Coronavírus: como censura e propaganda obstruíram a verdade na China

O presidente Xi Jinping visita o epicentro da covid-19, em Wuhan, província de Hubei / Foto: EyePress

Especialista em estudos chineses mostra como falta de transparência facilitou propagação do vírus na fase inicial e crucial do surto

Por The Conversation | ODS 3 • Publicada em 12 de março de 2020 - 08:51 • Atualizada em 16 de março de 2020 - 12:58

O presidente Xi Jinping visita o epicentro da covid-19, em Wuhan, província de Hubei / Foto: EyePress

(Paul Gardner*) – Os líderes políticos da China esperam que, quando as preocupações com o coronavírus finalmente começarem a diminuir, as memórias sobre as falhas do estado no início do surto também desaparecerão.

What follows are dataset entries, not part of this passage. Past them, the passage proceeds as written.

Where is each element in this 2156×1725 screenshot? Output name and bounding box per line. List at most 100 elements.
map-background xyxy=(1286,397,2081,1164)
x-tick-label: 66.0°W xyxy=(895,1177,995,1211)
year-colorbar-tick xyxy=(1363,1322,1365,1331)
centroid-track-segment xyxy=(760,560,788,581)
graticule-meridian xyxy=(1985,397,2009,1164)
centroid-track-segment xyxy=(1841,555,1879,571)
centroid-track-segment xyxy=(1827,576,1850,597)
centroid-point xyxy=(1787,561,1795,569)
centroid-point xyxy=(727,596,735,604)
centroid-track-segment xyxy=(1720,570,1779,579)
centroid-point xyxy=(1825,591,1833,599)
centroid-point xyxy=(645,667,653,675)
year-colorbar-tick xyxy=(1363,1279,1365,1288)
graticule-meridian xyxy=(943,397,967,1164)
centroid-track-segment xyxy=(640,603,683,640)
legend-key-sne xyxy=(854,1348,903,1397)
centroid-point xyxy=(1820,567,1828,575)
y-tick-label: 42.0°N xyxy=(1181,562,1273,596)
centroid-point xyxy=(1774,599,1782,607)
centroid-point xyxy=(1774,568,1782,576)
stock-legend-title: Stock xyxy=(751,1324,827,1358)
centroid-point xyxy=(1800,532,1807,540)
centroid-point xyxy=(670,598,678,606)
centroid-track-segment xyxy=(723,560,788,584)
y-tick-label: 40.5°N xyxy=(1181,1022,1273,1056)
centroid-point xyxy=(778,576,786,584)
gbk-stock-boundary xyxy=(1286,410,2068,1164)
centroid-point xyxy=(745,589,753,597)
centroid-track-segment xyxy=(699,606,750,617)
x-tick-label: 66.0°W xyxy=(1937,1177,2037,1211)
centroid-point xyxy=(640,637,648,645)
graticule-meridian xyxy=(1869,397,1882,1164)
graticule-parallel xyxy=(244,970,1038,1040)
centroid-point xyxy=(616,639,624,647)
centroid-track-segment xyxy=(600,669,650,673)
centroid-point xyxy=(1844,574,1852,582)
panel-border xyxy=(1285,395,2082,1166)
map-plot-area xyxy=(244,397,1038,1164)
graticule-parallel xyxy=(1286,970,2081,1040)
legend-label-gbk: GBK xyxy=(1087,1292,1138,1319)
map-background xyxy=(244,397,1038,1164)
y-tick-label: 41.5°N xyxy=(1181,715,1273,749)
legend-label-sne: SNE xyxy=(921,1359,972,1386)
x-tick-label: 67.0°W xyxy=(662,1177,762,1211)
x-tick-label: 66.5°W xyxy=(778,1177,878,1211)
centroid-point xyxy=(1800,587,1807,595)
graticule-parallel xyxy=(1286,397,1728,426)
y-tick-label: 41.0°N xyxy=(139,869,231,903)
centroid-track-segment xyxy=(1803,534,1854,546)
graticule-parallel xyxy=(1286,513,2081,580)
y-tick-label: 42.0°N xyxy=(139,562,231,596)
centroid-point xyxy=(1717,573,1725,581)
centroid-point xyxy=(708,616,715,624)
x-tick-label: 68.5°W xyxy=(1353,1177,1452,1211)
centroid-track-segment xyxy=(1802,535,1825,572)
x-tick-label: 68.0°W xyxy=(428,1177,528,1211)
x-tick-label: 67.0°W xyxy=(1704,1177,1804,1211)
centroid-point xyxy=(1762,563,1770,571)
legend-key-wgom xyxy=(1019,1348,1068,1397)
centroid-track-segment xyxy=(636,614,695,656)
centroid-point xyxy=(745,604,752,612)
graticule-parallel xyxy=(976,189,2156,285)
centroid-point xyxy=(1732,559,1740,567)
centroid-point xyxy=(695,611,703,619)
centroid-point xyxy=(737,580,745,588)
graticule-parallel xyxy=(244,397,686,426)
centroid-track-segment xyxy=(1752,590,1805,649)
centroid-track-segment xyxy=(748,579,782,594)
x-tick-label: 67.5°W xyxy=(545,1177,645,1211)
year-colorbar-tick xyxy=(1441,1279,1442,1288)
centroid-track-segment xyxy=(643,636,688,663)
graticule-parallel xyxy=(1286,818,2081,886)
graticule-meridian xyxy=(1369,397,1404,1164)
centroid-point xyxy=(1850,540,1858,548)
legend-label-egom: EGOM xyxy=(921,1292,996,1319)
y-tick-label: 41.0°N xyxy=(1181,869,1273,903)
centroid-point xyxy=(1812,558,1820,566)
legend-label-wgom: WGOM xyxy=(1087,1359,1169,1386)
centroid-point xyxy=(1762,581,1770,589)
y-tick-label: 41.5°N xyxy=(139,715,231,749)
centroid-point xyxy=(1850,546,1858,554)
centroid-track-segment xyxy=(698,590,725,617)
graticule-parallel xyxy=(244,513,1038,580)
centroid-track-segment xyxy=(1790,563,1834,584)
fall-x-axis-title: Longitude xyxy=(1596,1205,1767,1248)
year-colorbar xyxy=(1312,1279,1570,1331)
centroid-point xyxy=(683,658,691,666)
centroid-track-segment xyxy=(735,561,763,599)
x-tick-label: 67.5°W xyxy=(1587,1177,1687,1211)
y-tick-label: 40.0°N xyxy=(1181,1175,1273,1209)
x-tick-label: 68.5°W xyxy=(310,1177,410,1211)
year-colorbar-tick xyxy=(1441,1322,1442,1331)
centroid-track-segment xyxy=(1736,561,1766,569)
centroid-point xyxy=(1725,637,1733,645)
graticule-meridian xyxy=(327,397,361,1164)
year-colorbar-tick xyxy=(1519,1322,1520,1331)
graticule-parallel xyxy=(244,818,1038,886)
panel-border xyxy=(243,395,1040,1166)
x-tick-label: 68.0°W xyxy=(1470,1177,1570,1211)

Eles estarão particularmente ansiosos para que as pessoas esqueçam a raiva que muitos sentiram após a morte pelo COVID-19, do Dr. Li Wenliang, o médico censurado por tentar alertar os colegas sobre o surto. Após a morte do Dr. Li, a frase “Queremos liberdade de expressão” ficou até nas mídias sociais chinesas por várias horas antes de as postagens serem excluídas.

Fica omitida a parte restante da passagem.